Le délai de prescription recommence à courir, pour une durée qui ne peut être inférieure à six mois, à compter du jour où la mesure a été exécutée ».

 

 

 

« la demande en justice, même en référé, interrompt le délai de prescription ainsi que le délai de forclusion ».

 

 

La Cour de cassation avait déjà eu l’occasion de préciser  que les dispositions de l'article 2239 du Code civil, issues de la loi du 17 juin 2008, qui attachent à une décision ordonnant une mesure d'instruction avant tout procès un effet suspensif de la prescription jusqu'au jour où la mesure a été exécutée, s'appliquent aux décisions rendues après l'entrée en vigueur de cette loi (Cass. civ. 3, 06-07-2017, n° 16-17.151, F-P+B).

 

 

Il peut être noté que l’élément déclencheur de l’application des nouvelles dispositions de l’article 2239 du Code civil est, aux termes de cet arrêt, la décision qui ordonne l’expertise.

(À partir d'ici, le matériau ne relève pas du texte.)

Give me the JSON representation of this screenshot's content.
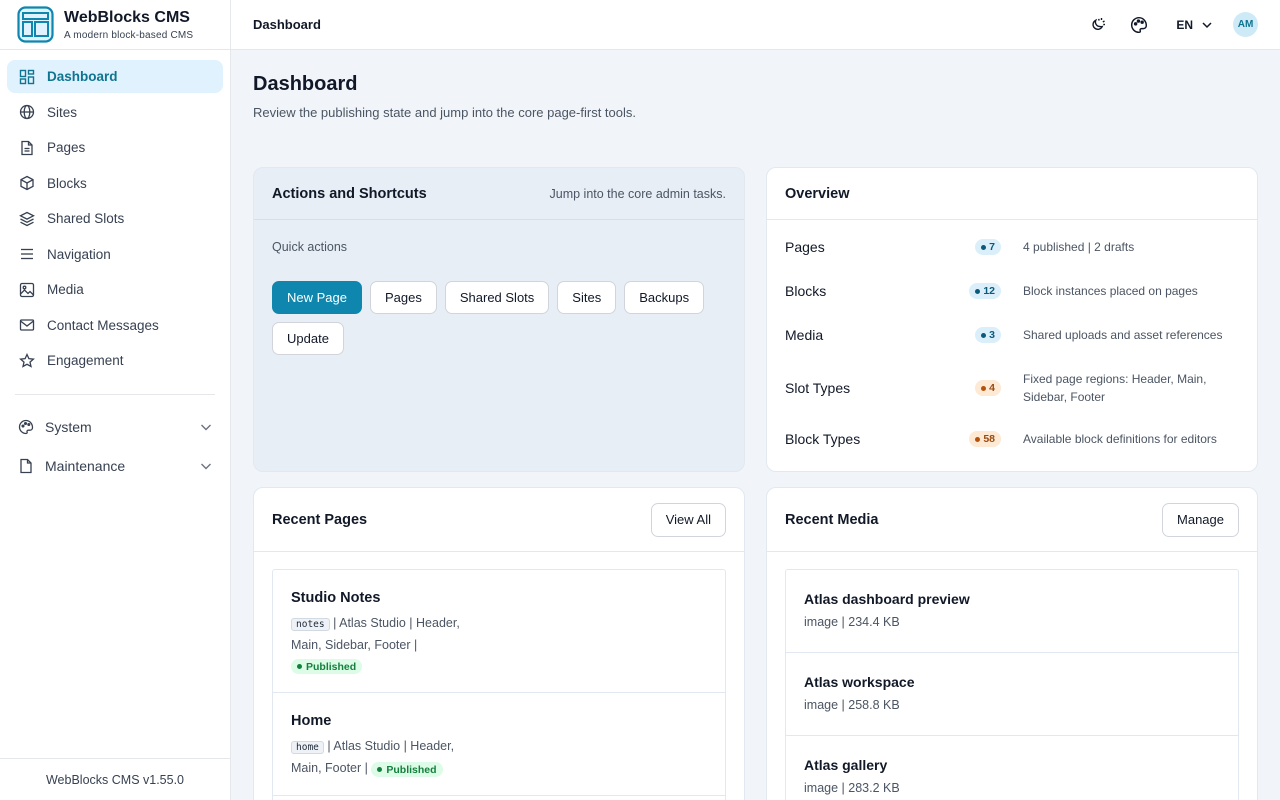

Elles sont donc applicables même si l’instance a été introduite antérieurement à l’entrée en vigueur de la loi du 17 juin 2008 dès lors que la décision ordonnant la mesure d’instruction est postérieure à cette date.

 

 

L’entreprise soutenait aussi que si la prescription est interrompue seulement au profit du demandeur en référé, elle est en revanche suspendue au profit de toutes les autres parties, le délai recommençant à courir, pour ces parties, à compter du jour où la mesure a été exécutée.

 

 

La Cour d'appel ne pouvait donc, selon elle, déclarer irrecevable la demande de paiement de l’entreprise à l'encontre du maître d’ouvrage, au motif que l'assignation en référé n'avait eu d'effet que pour le maître d’ouvrage.

 

 

La Cour de cassation a rejeté le pourvoi.

 

Elle précise que la suspension de la prescription, en application de l'article 2239 du Code civil, lorsque le juge accueille une demande de mesure d'instruction présentée avant tout procès, qui fait, le cas échéant, suite à l'interruption de cette prescription au profit de la partie ayant sollicité cette mesure en référé et tend à préserver les droits de la partie ayant sollicité celle-ci durant le délai de son exécution, ne joue qu'à son profit.

 

 

Cette décision ne se prononce pas directement sur l’articulation de l’effet interruptif de la demande en justice et de l’effet suspensif du prononcé d’une mesure d’instruction, notamment que la question de savoir si l’article 2239 du Code civil exclurait l’application de l’article 2241 de ce code.

 

 

La Cour de cassation évoque néanmoins l’interruption de la prescription au profit de la partie qui a sollicité cette mesure, tout en envisageant des cas où cette interruption n’aurait pas lieu (« le cas échéant »).